You’ll find many brand-name stores including Armani, Prada, and Cavalli, mixed in with small boutiques. It’s a charming area to take a walk along, even if you just want to window shop.
Via dei Coronari
Another narrow and ancient street in Rome, the Via dei Coronari was once home to a variety of homes of nobles. As such, the architecture is impressive.
This quaint street has a variety of antiques, shops for leather goods, and boutiques, and is worth a visit to find some lovely souvenirs that don’t scream tourist quality.
Yes! Rome is very walkable. Plan your days around what you want to see first, and bunch places that are close together.
I took a bus tour one day, but the stops were not always convenient. Still, I do think it saved me money on taxis. Take some time to plan based on where the stops are located.
If you have plenty of time, visiting the Vatican City is free, and you can research it online before you go. If you are in a hurry as I was, a guided tour is really helpful. There is a lot of walking between the buildings and just finding your way around takes a lot of time. I was glad I booked a tour.

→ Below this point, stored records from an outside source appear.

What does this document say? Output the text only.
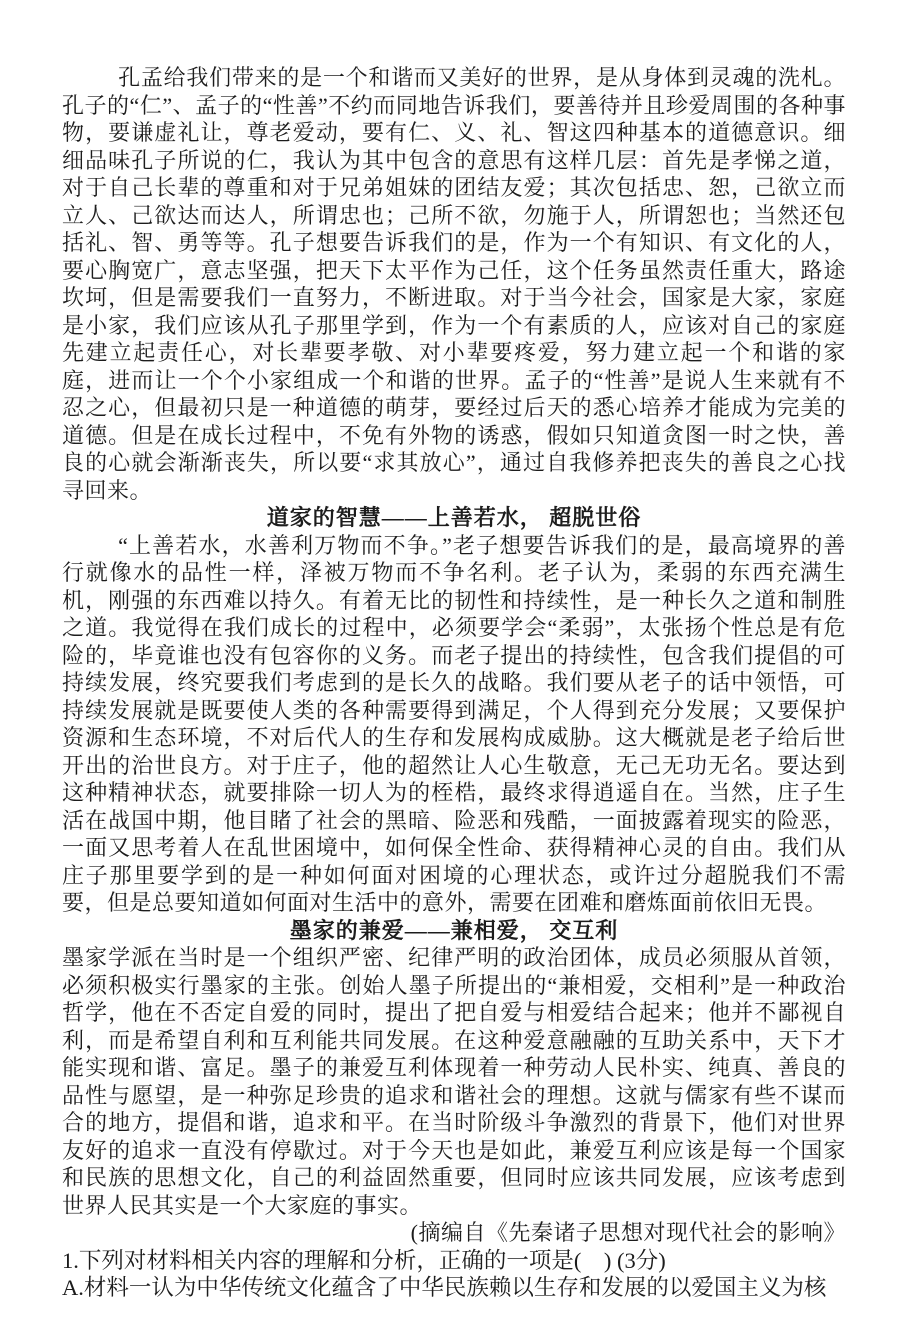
孔孟给我们带来的是一个和谐而又美好的世界，是从身体到灵魂的洗札。孔子的“仁”、孟子的“性善”不约而同地告诉我们，要善待并且珍爱周围的各种事物，要谦虚礼让，尊老爱动，要有仁、义、礼、智这四种基本的道德意识。细细品味孔子所说的仁，我认为其中包含的意思有这样几层：首先是孝悌之道，对于自己长辈的尊重和对于兄弟姐妹的团结友爱；其次包括忠、恕，己欲立而立人、己欲达而达人，所谓忠也；己所不欲，勿施于人，所谓恕也；当然还包括礼、智、勇等等。孔子想要告诉我们的是，作为一个有知识、有文化的人，要心胸宽广，意志坚强，把天下太平作为己任，这个任务虽然责任重大，路途坎坷，但是需要我们一直努力，不断进取。对于当今社会，国家是大家，家庭是小家，我们应该从孔子那里学到，作为一个有素质的人，应该对自己的家庭先建立起责任心，对长辈要孝敬、对小辈要疼爱，努力建立起一个和谐的家庭，进而让一个个小家组成一个和谐的世界。孟子的“性善”是说人生来就有不忍之心，但最初只是一种道德的萌芽，要经过后天的悉心培养才能成为完美的道德。但是在成长过程中，不免有外物的诱惑，假如只知道贪图一时之快，善良的心就会渐渐丧失，所以要“求其放心”，通过自我修养把丧失的善良之心找寻回来。

道家的智慧——上善若水， 超脱世俗

“上善若水，水善利万物而不争。”老子想要告诉我们的是，最高境界的善行就像水的品性一样，泽被万物而不争名利。老子认为，柔弱的东西充满生机，刚强的东西难以持久。有着无比的韧性和持续性，是一种长久之道和制胜之道。我觉得在我们成长的过程中，必须要学会“柔弱”，太张扬个性总是有危险的，毕竟谁也没有包容你的义务。而老子提出的持续性，包含我们提倡的可持续发展，终究要我们考虑到的是长久的战略。我们要从老子的话中领悟，可持续发展就是既要使人类的各种需要得到满足，个人得到充分发展；又要保护资源和生态环境，不对后代人的生存和发展构成威胁。这大概就是老子给后世开出的治世良方。对于庄子，他的超然让人心生敬意，无己无功无名。要达到这种精神状态，就要排除一切人为的桎梏，最终求得逍遥自在。当然，庄子生活在战国中期，他目睹了社会的黑暗、险恶和残酷，一面披露着现实的险恶，一面又思考着人在乱世困境中，如何保全性命、获得精神心灵的自由。我们从庄子那里要学到的是一种如何面对困境的心理状态，或许过分超脱我们不需要，但是总要知道如何面对生活中的意外，需要在团难和磨炼面前依旧无畏。

墨家的兼爱——兼相爱， 交互利

墨家学派在当时是一个组织严密、纪律严明的政治团体，成员必须服从首领，必须积极实行墨家的主张。创始人墨子所提出的“兼相爱，交相利”是一种政治哲学，他在不否定自爱的同时，提出了把自爱与相爱结合起来；他并不鄙视自利，而是希望自利和互利能共同发展。在这种爱意融融的互助关系中，天下才能实现和谐、富足。墨子的兼爱互利体现着一种劳动人民朴实、纯真、善良的品性与愿望，是一种弥足珍贵的追求和谐社会的理想。这就与儒家有些不谋而合的地方，提倡和谐，追求和平。在当时阶级斗争激烈的背景下，他们对世界友好的追求一直没有停歇过。对于今天也是如此，兼爱互利应该是每一个国家和民族的思想文化，自己的利益固然重要，但同时应该共同发展，应该考虑到世界人民其实是一个大家庭的事实。

(摘编自《先秦诸子思想对现代社会的影响》

1.下列对材料相关内容的理解和分析，正确的一项是(　) (3分)

A.材料一认为中华传统文化蕴含了中华民族赖以生存和发展的以爱国主义为核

Although speaking Italian is useful, many people in Rome speak English to some extent. However, I did not find Rome to be the friendliest of cities. Let's face it, some destinations have to try harder to please tourists. Rome is not one of them. Learning basic phrases will be useful, but usually you'll find someone to help you who speaks English, especially at tourist attractions.

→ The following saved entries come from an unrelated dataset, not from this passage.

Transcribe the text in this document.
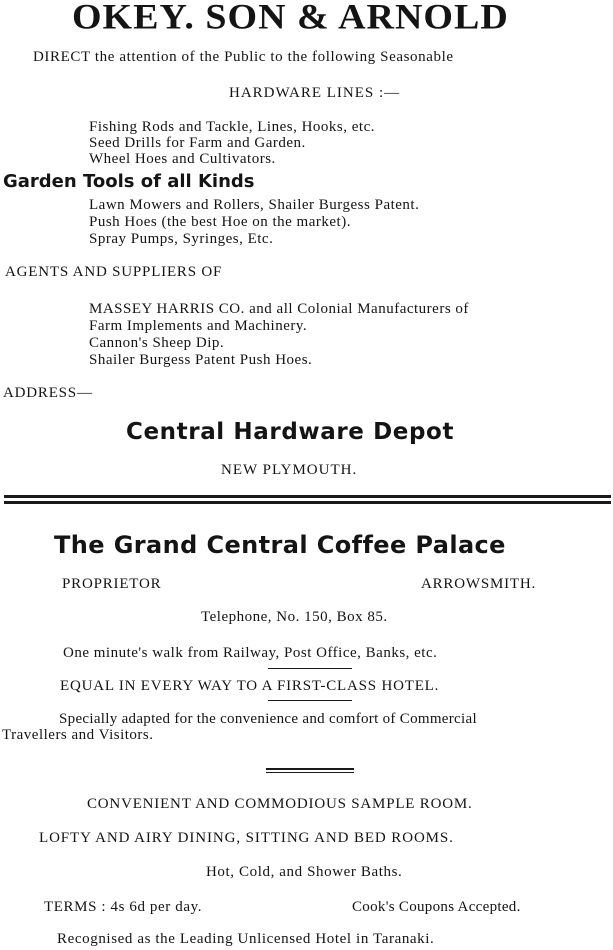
OKEY. SON & ARNOLD
DIRECT the attention of the Public to the following Seasonable
HARDWARE LINES :—
Fishing Rods and Tackle, Lines, Hooks, etc.
Seed Drills for Farm and Garden.
Wheel Hoes and Cultivators.
Garden Tools of all Kinds
Lawn Mowers and Rollers, Shailer Burgess Patent.
Push Hoes (the best Hoe on the market).
Spray Pumps, Syringes, Etc.
AGENTS AND SUPPLIERS OF
MASSEY HARRIS CO. and all Colonial Manufacturers of
Farm Implements and Machinery.
Cannon's Sheep Dip.
Shailer Burgess Patent Push Hoes.
ADDRESS—
Central Hardware Depot
NEW PLYMOUTH.
The Grand Central Coffee Palace
PROPRIETOR	ARROWSMITH.
Telephone, No. 150, Box 85.
One minute's walk from Railway, Post Office, Banks, etc.
EQUAL IN EVERY WAY TO A FIRST-CLASS HOTEL.
Specially adapted for the convenience and comfort of Commercial
Travellers and Visitors.
CONVENIENT AND COMMODIOUS SAMPLE ROOM.
LOFTY AND AIRY DINING, SITTING AND BED ROOMS.
Hot, Cold, and Shower Baths.
TERMS : 4s 6d per day.	Cook's Coupons Accepted.
Recognised as the Leading Unlicensed Hotel in Taranaki.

If you have any questions about where you're going, your hotel concierge or front desk is a great place to ask questions. They probably have a map of the local area and can help you plan your day.
Bring appropriate clothing and good walking shoes. For some religious locations, it is inappropriate to wear revealing or short clothing.
If you’re planning to visit churches, check to see if they have a dress code.
Good walking shoes are a must, and you may want a light jacket even in summer because some museums keep their A/C very cold!
Carry euros for incidentals. Ideally, you’ll have a credit card with no foreign transaction fees for any big purchases, but bring euros for smaller purchases.
You can order foreign currency at your bank before your trip. Give the bank at least a week's notice.
Use the public transportation, but be cautious about pickpockets. Overall, Rome is a very safe place, but like any big city with lots of tourists, pickpockets do exist.
It can be easy to have your wallet lifted when on crowded public transportation. As long as you are aware of that, the public transportation system is one of the easiest and most cost-effective ways to get around.
For convenience, look into getting a Roma Pass. This ticket includes public transportation, admission to various archaeological sites and some major attractions, and more. It can be purchased directly from the Roma Pass official website.
As you can see, it is very easy to fill a three day itinerary in Rome with so much to see, explore, and eat. What would be your must-dos on a trip to Rome? Would three days be enough for you, or would you want extra time to build your perfect itinerary?